La historia oficial de este distintivo comenzó el 13 de febrero de 1812, cuando Manuel Belgrano le propuso al Primer Triunvirato la creación de una insignia nacional uniforme. Hasta ese momento, los distintos cuerpos del Ejército utilizaban distintivos de diferentes colores. El objetivo de Belgrano era claro: unificar la vestimenta de sus soldados, diferenciarse visualmente de los enemigos en el campo de batalla y, fundamentalmente, fomentar la unión entre los ciudadanos.
Pocos días después, el 18 de febrero, el gobierno de la época aprobó el uso de la escarapela de las Provincias Unidas del Río de la Plata con los colores blanco y azul celeste.
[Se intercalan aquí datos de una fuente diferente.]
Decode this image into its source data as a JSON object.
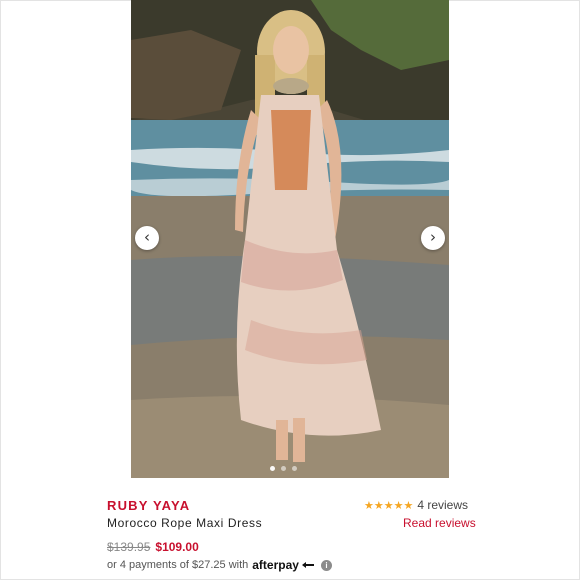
{
  "product": {
    "brand": "RUBY YAYA",
    "name": "Morocco Rope Maxi Dress",
    "original_price": "$139.95",
    "sale_price": "$109.00"
  },
  "rating": {
    "stars": "★★★★★",
    "reviews_count": "4 reviews",
    "read_reviews_label": "Read reviews"
  },
  "afterpay": {
    "text": "or 4 payments of $27.25 with",
    "brand": "afterpay",
    "info_icon": "i"
  },
  "carousel": {
    "prev_icon": "‹",
    "next_icon": "›",
    "slide_count": 3,
    "active_index": 0
  },
  "colors": {
    "brand_red": "#c8102e",
    "star_gold": "#f5a623"
  }
}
Según los historiadores, la elección de estos tonos provenía de la casa de Fernando VII, el entonces rey ausente de España.
Mitos y versiones sobre el origen
A pesar de la documentación oficial de 1812, existen otras versiones populares sobre cómo surgieron los colores patrios. Una de las teorías señala que el celeste y el blanco se usaron por primera vez entre 1806 y 1807, durante las Invasiones Inglesas, por parte de los primeros cuerpos de defensa criollos.
Otra versión histórica afirma que la escarapela fue utilizada el 19 de mayo de 1810 por un grupo de damas de la sociedad de Buenos Aires, quienes se presentaron con este distintivo a una entrevista con Cornelio Saavedra, el jefe del Regimiento de Patricios.
Un lugar en el calendario
El reconocimiento oficial en las escuelas llegó recién en el siglo XX. En 1935, el Consejo Nacional de Educación instituyó el 18 de mayo como el Día de la Escarapela. Años más tarde, en 1951, la fecha fue incluida de manera definitiva en el calendario escolar.
Hoy en día, la tradición dicta que la escarapela debe lucirse no solo en su día, sino durante toda la Semana de Mayo, así como también el 20 de junio (Día de la Bandera) y el 9 de julio (Día de la Independencia), manteniendo viva una costumbre que invita a reflexionar sobre los valores que dieron origen a la nación.